Tra le novità del decreto agosto (qui il testo integrale pubblicato in Gazzetta Ufficiale) c’è l’introduzione di un fondo di 3 milioni di euro destinato alla formazione delle casalinghe. La ministra per la Famiglia, Elena Bonetti, ha messo in chiaro che non si tratta di un “bonus” anche se così è stato ribattezzato da diversi siti e quotidiani. Di cosa si tratta allora? L’articolo 22 del decreto agosto recita così:  

"È istituito nello stato di previsione del Ministero dell’economia e delle finanze, per il successivo trasferimento al bilancio autonomo della Presidenza del Consiglio dei ministri, un Fondo denominato «Fondo per la formazione personale delle casalinghe», con una dotazione di 3 milioni di euro annui a decorrere dall’anno 2020, finalizzato alla promozione della formazione personale e all’incremento delle opportunità culturali e partecipative, anche in collaborazione con enti pubblici e privati, delle donne che svolgono attività prestate nell’ambito domestico, senza vincolo di subordinazione e a titolo gratuito, finalizzate alla cura delle persone e dell’ambiente domestico (…)".

Fondo per le casalinghe 2020, non chiamatelo bonus: di cosa si tratta

In tanti hanno fatto notare che, considerato il budget stanziato e il numero delle casalinghe (7,4 milioni), spetterebbero a ciascuna circa 40 centesimi. Insomma le critiche non sono mancate. Vero è tuttavia che considerare il Fondo alla stregua di un bonus è abbastanza fuorviante. Il provvedimento non prevede infatti un trasferimento di denaro nella tasche delle casalinghe. Si tratta invece di una misura di inclusione sociale finalizzata alla formazione professionale. Per il ministro Bonetti "oggi parlare di formazione per le donne che oggi svolgono un lavoro domestico è un modo per riconoscere che tutte devono avere l'occasione di avere competenze". Infatti "ci sono tante donne che purtroppo non possono avere un conto in banca e non hanno autonomia".

"Un primo embrione di un progetto di formazione digitale"

Insomma, si tratta di "un fondo che è stato costituito come primo embrione di un progetto di formazione digitale di cui bisogna valutare il costo" e che "finora non era mai stato stanziato". Dunque, ha concluso Bonetti, ci sarà "un bando del Dipartimento delle Pari opportunità per progetti che riguardano la formazione, dopo di che vogliamo che questa sia gratuita per tutte le donne". L’obiettivo è duplice: da un lato "favorire la partecipazione delle donne al mondo del lavoro" dall’altro "rendere le donne libere di poter scegliere". Insomma, fare la casalinga non può e non deve essere una scelta obbligata da parte di chi non ha accesso al mondo del lavoro.

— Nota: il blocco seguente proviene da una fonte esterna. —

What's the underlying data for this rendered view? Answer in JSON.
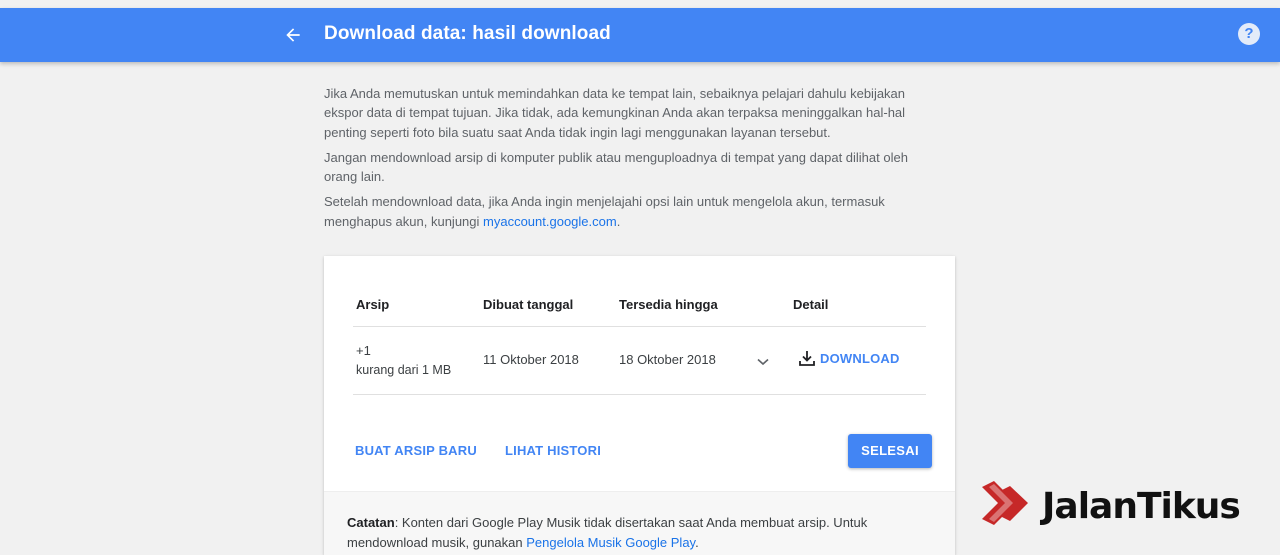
{
  "header": {
    "title": "Download data: hasil download",
    "back_icon": "arrow-back-icon",
    "help_icon": "help-icon",
    "help_glyph": "?",
    "bar_color": "#4285f4"
  },
  "intro": {
    "para1": "Jika Anda memutuskan untuk memindahkan data ke tempat lain, sebaiknya pelajari dahulu kebijakan ekspor data di tempat tujuan. Jika tidak, ada kemungkinan Anda akan terpaksa meninggalkan hal-hal penting seperti foto bila suatu saat Anda tidak ingin lagi menggunakan layanan tersebut.",
    "para2": "Jangan mendownload arsip di komputer publik atau menguploadnya di tempat yang dapat dilihat oleh orang lain.",
    "para3_prefix": "Setelah mendownload data, jika Anda ingin menjelajahi opsi lain untuk mengelola akun, termasuk menghapus akun, kunjungi",
    "para3_link": "myaccount.google.com",
    "para3_suffix": "."
  },
  "table": {
    "headers": [
      "Arsip",
      "Dibuat tanggal",
      "Tersedia hingga",
      "Detail"
    ],
    "rows": [
      {
        "archive_count": "+1",
        "archive_size": "kurang dari 1 MB",
        "created": "11 Oktober 2018",
        "available_until": "18 Oktober 2018",
        "action_label": "DOWNLOAD",
        "action_icon": "download-icon",
        "expand_icon": "chevron-down-icon"
      }
    ]
  },
  "actions": {
    "new_archive": "BUAT ARSIP BARU",
    "history": "LIHAT HISTORI",
    "done": "SELESAI"
  },
  "note": {
    "label": "Catatan",
    "text": ": Konten dari Google Play Musik tidak disertakan saat Anda membuat arsip. Untuk mendownload musik, gunakan",
    "link": "Pengelola Musik Google Play",
    "suffix": "."
  },
  "watermark": {
    "text": "JalanTikus",
    "accent": "#c62828"
  }
}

Fondo casalinghe: una misura per ora velleitaria

Detto questo, la dotazione finanziaria iniziale stanziata nel Decreto Legge Agosto, pari a 3 milioni di euro, è chiaramente insufficiente. Se anche un decimo delle casalinghe dovesse decidere di intraprendere i percorsi di formazione professionale finanziati dall’esecutivo, la formazione di ciascuna lavoratrice non costerebbe allo Stato più di 4 euro. Va da sé che così com’è stata concepita la misura è piuttosto velleitaria. Del resto lo stesso governo parla di un “fondo embrionale” che dunque dovrà essere rafforzato.  

A chi spetta il Fondo casalinghe

A beneficiare del Fondo, si legge nel decreto, saranno tutte le donne “che svolgono attività prestate nell’ambito domestico, senza vincolo di subordinazione e a titolo gratuito, finalizzate alla cura delle persone e dell’ambiente domestico, iscritte all'Assicurazione obbligatoria”. Le modalità di attuazione della misura saranno definite mediante un apposito decreto emanato dal ministro per le Pari Opportunità e la Famiglia.